Portrait of a Quilter

Dear JaneTonight I attended a quilter’s guild meeting in my little town.  The topic of the meeting was the Jane Stickle quilt of 1863.  Several of the women in the group recently returned from a trip to the Bennington Museum in Vermont where they went to view Jane Stickle’s masterpiece, and were exhilirated and inspired by their pilgrimage.  Some of them had even undertaken, over the past year, to make their own reproductions of the intricate quilt, which contains a total of 5,602 pieces, and displayed them at the meeting.

As I sat and listened to them recount their experiences reproducing and visiting the Jane Stickle quilt, I wondered at their homage, and at my own feelings of reverence for this woman and what she created. 

Census reports tell us that Jane Stickle was born Jane Blakely on April 8, 1817 in Shaftsbury, Vermont. Married to Walter Stickle sometime before 1850, they did not have a family of their own. They did, however, take responsibility for at least three other children. In an 1860’s census, Jane Stickle was listed as a 43 year-old farmer living alone. She eventually reunited with her husband, but during that time alone she lovingly created what is now known as the Jane Stickle Quilt. As a reminder of the turbulent times the country was going through, she carefully embroidered “In War Time 1863” into the quilt.

There is so much left out of that brief history, but also so much revealed.  The bare facts and the story they outline put me in mind of master historian Laurel Thatcher Ulrich, and the course I took from her while I was in college.  In her book, Good Wives, she is able to glean rich details from the lives of simple women through historical records as sparse as a county probate inventory. 

Even more importantly, Ulrich directs students of women’s history to the ways women of all ages have found expressions for their intellect and art, even if it is in the quiet, historically transparent realms of house and home.  While I was taking her course, she introduced us to the writings of Alice Walker.  Specifically her essay entitled, “In Search of our Mothers’ Gardens.”  Walker writes about the legacy of slave women and their descendents.  Working women with no time or outlet for their creative, artistic voices.  “When, you will ask,” she writes, “did my overworked mother have time to know or care about feeding the creative spirit?  The answer is so simple that many of us have spent years discovering it.  We have constantly looked high, when we should have looked high — and low.”

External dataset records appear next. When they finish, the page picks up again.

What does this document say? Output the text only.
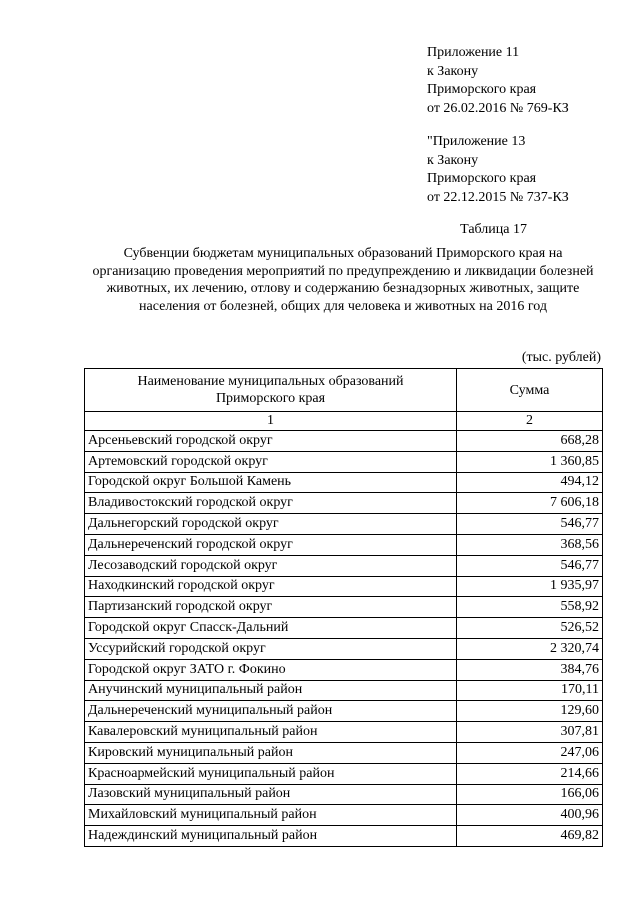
Приложение 11
к Закону
Приморского края
от 26.02.2016 № 769-КЗ
"Приложение 13
к Закону
Приморского края
от 22.12.2015 № 737-КЗ
Таблица 17
Субвенции бюджетам муниципальных образований Приморского края на организацию проведения мероприятий по предупреждению и ликвидации болезней животных, их лечению, отлову и содержанию безнадзорных животных, защите населения от болезней, общих для человека и животных на 2016 год
(тыс. рублей)
Наименование муниципальных образований Приморского края	Сумма
1	2
Арсеньевский городской округ	668,28
Артемовский городской округ	1 360,85
Городской округ Большой Камень	494,12
Владивостокский городской округ	7 606,18
Дальнегорский городской округ	546,77
Дальнереченский городской округ	368,56
Лесозаводский городской округ	546,77
Находкинский городской округ	1 935,97
Партизанский городской округ	558,92
Городской округ Спасск-Дальний	526,52
Уссурийский городской округ	2 320,74
Городской округ ЗАТО г. Фокино	384,76
Анучинский муниципальный район	170,11
Дальнереченский муниципальный район	129,60
Кавалеровский муниципальный район	307,81
Кировский муниципальный район	247,06
Красноармейский муниципальный район	214,66
Лазовский муниципальный район	166,06
Михайловский муниципальный район	400,96
Надеждинский муниципальный район	469,82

Walker then points us to another quilt.  One that hangs in the Smithsonian Institution in Washington D.C.  A priceless quilt “made of bits and pieces of worthless rags,” but “obviously the work of a person of powerful imagination and deep spiritual feeling.”Harriet Powers quilt

Walker goes on to describe her own mother’s flower garden — a place “so magnificent with life and creativity, that to this day people drive by our house in Georgia — and ask to stand or walk among my mother’s art.”

And here is the part of Walker’s essay that touches on the feeling – the appreciation and awe – that was present at the quilt guild meeting tonight: 

“I notice that it is only when my mother is working in her flowers that she is radiant, almost to the point of being invisible — except as Creator: hand and eye.  She is involved in work her soul must have.  Ordering the universe in the image of her personal conception of Beauty.

Her face, as she prepares the Art that is her gift, is a legacy of respect she leaves to me, for all that illuminates and cherishes life.  She has handed down respect for the possibilities — and the will to grasp them.”

It is this legacy that we cherished tonight at my quilting meeting.  We were profoundly moved that a simple woman, through ingenuity, art, and persistence, could create something so astonishing.  And we found validation in the work of our souls.